New Forest


Kids Company: Lessons to be learned

In February, The Charity Commission for England and Wales (CCEW) published its long-awaited report into Kids Company, one of the highest profile charity collapses of recent years that attracted considerable publicity, in part due to the considerable amount of funding it had received from central and local government sources. Publication of the report was delayed due to ongoing legal action seeking to disqualify the former trustees and chief executive as company directors, action rejected by the High Court last year.

CCEW found no evidence of misconduct by the trustees, although did note that repeated failures to pay staff and HMRC on time amounted to mismanagement. The report also highlighted:

  • The charity’s risky demand-led model when it lacked the necessary level of reserves to support this.
  • A lack of transparency when disclosing the number of beneficiaries the charity supported.
  • A lack of expertise at board level in specialist areas such as youth services and psychotherapy
  • Concerns over the destruction of records by staff when the charity collapsed.

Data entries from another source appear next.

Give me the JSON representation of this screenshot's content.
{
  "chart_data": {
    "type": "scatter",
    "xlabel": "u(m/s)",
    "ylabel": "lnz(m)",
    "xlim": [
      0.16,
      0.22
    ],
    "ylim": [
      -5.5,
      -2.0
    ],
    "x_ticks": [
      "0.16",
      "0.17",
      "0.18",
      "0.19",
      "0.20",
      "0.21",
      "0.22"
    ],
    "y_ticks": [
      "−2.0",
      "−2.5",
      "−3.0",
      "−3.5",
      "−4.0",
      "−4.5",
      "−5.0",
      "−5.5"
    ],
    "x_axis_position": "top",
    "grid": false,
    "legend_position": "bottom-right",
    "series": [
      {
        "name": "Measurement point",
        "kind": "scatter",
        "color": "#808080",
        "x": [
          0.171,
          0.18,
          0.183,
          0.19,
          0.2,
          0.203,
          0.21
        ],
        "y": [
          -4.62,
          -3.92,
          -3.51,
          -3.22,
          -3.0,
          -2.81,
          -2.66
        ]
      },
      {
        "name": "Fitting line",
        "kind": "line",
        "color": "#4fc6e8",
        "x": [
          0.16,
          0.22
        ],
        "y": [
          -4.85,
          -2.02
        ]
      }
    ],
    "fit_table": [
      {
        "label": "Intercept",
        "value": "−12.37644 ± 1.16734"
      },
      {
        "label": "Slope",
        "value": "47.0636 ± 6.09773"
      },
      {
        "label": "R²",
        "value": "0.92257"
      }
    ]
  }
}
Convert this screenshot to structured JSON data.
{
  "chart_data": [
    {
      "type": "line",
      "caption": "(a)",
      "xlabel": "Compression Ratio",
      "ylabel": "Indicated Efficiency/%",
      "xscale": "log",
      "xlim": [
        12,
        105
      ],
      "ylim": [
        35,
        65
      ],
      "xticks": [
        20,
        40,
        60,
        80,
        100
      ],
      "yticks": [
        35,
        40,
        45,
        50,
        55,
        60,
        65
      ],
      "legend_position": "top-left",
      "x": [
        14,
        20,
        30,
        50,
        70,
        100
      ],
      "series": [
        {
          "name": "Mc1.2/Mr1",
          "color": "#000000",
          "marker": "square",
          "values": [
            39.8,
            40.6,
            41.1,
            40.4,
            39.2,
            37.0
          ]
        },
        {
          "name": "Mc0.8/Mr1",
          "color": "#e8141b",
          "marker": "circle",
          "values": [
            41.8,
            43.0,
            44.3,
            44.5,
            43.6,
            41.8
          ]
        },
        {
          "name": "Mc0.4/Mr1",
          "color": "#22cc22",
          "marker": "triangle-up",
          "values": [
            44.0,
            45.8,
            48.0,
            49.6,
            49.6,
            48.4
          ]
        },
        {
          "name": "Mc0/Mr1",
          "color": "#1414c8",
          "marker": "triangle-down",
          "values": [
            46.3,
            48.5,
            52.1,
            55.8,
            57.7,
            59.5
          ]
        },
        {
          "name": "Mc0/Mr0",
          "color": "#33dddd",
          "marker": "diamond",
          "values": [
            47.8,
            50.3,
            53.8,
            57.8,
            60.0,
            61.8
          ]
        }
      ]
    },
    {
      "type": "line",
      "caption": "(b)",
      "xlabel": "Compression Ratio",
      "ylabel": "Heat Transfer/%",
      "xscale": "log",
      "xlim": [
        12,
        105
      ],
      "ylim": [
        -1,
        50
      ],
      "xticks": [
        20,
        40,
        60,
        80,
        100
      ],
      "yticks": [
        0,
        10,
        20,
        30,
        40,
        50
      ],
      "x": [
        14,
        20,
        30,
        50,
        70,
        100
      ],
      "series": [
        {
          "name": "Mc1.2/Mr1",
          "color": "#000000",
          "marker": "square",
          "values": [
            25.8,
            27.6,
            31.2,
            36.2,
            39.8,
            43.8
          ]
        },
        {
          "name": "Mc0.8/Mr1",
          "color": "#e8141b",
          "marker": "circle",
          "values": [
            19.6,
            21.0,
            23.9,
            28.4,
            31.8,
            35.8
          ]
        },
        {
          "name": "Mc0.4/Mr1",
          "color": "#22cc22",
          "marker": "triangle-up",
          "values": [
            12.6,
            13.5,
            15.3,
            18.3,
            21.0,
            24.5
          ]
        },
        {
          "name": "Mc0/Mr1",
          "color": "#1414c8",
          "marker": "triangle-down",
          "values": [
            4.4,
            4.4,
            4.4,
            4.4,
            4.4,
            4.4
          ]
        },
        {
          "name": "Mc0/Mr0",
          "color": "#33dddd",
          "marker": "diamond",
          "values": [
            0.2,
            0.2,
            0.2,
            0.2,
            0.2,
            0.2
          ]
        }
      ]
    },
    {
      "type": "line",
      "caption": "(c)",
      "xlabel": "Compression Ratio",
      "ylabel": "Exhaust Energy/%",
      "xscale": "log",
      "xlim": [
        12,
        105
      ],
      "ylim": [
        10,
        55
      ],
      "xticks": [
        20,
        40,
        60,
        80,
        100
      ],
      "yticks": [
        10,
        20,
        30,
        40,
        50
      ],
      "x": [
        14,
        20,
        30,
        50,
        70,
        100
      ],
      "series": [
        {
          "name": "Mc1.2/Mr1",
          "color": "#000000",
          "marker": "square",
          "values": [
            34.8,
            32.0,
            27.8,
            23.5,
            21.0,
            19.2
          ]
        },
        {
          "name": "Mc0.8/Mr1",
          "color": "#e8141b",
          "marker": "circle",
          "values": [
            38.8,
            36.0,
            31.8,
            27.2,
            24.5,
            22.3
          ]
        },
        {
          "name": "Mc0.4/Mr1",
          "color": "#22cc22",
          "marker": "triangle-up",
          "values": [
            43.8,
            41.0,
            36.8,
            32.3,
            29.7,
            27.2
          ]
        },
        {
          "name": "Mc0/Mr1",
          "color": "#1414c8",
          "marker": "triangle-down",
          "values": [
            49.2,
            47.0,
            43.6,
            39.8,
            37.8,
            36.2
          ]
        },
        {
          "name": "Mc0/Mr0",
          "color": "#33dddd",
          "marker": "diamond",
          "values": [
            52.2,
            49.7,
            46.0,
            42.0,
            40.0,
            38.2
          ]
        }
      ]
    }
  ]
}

The CCEW’s report sets out a number of issues for the wider sector to consider that primarily cover charity governance and the need for financial stability. Trustees should consider these issues and determine whether there is any action they  should be taking to avoid falling into the same traps that befell Kids Company. The report specifically mentions the following:

  • Charity boards should ensure checks and balances, and the right blend of skills and knowledge, are in place to avoid power imbalances.
  • Charities of all sizes could consider setting an agreed term of office for trustees to bring in fresh perspectives and to avoid complacency, with longer appointments subject to review with clear evidence that the charity had considered the risks and benefits in what should be exceptional circumstances.
  • Diversity at board level leads to better decision making and greater breadth of experience and specialist knowledge enables the board to better question management’s decisions.
  • Charity’s should identify and balance the risks associated with innovative operating models, and evidence the benefits.
  • Charities should undertake financial planning and recording, including maintaining a reserves policy.
  • Charities should ensure infrastructure, governance and resources keep pace with growth.